Здесь, как и в предыдущем стихотворении, первая строка – музыкальный и эмоциональный камертон всего произведения. Она же и заявляет тему. Показательно, что три строки, максимально приближенные к среднему уровню, полностью раскрывают «информативную» сторону содержания: «Ночевала тучка золотая» (5,00) – «Утром в путь она пустилась рано» (4,96) – «Старого утеса. Одиноко» (5,00). Последний стих, конечно, читается исключительно в контексте окружающих его строк, но тема одиночества старого утеса выражена именно в нем.

Полнозвучные строки: «На груди утеса-великана» (5,20) и особенно «По лазури весело играя» (5,35). Если звучность первого из этих стихов объясняется выраженным в нем мгновением гармонии, как позднее окажется – зыбкой, то высокое звучание второго закономерно соотносится с образом беззаботного и радостного веселья.

Однако функция полнозвучности приведенных строк этим не ограничивается. Стихотворение – это исконная цельность всех входящих в него компонентов; мелодия стиха также не дробится на дискретные моменты звучания: каждый из них обусловлен общим музыкальным движением и обусловливает это общее изменение звучности поэтической речи.

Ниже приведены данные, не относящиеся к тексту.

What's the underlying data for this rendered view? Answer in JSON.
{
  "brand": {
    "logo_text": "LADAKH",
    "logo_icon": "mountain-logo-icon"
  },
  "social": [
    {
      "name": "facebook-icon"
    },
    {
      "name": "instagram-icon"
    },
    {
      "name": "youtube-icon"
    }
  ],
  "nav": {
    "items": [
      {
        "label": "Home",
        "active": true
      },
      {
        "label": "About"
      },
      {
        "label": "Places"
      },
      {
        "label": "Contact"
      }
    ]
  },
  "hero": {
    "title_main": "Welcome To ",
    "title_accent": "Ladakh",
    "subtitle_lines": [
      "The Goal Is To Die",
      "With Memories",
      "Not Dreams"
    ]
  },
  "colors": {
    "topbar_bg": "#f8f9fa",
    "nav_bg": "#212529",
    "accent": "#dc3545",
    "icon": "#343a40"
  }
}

Для того, чтобы возникло столь характерное для второй строфы понижение тона, должна существовать высокая точка звучания. Обратим внимание на неумолимое падение звучности от строки «По лазури весело играя» (5,35) до последней строки «И тихонько плачет он в пустыне» (4,46). Само это движение вниз, характерное для элегии, отвечает существу эмоционально-смысловой природы лермонтовского стихотворения. Словом, при анализе лирики целесообразно не только сравнивать уровень звучности отдельных строк с их семантикой, необходимо также учитывать общее движение мелодии стиха, сопоставимое с общим характером развития поэтической мысли и образа. В финале стихотворения расстояние от слова «задумался» до слова «плачет» – одна строка; мелодически это движение грусти охватывает всю вторую строфу, то есть музыкально оно появилось раньше, чем выразилось в семантике слова. Вообще, взаимосвязь звучания и значения в поэзии вовсе не исключает движения «от музыки к слову», оно весьма характерно не только для Лермонтова и не только для лирики, но также и для большой формы.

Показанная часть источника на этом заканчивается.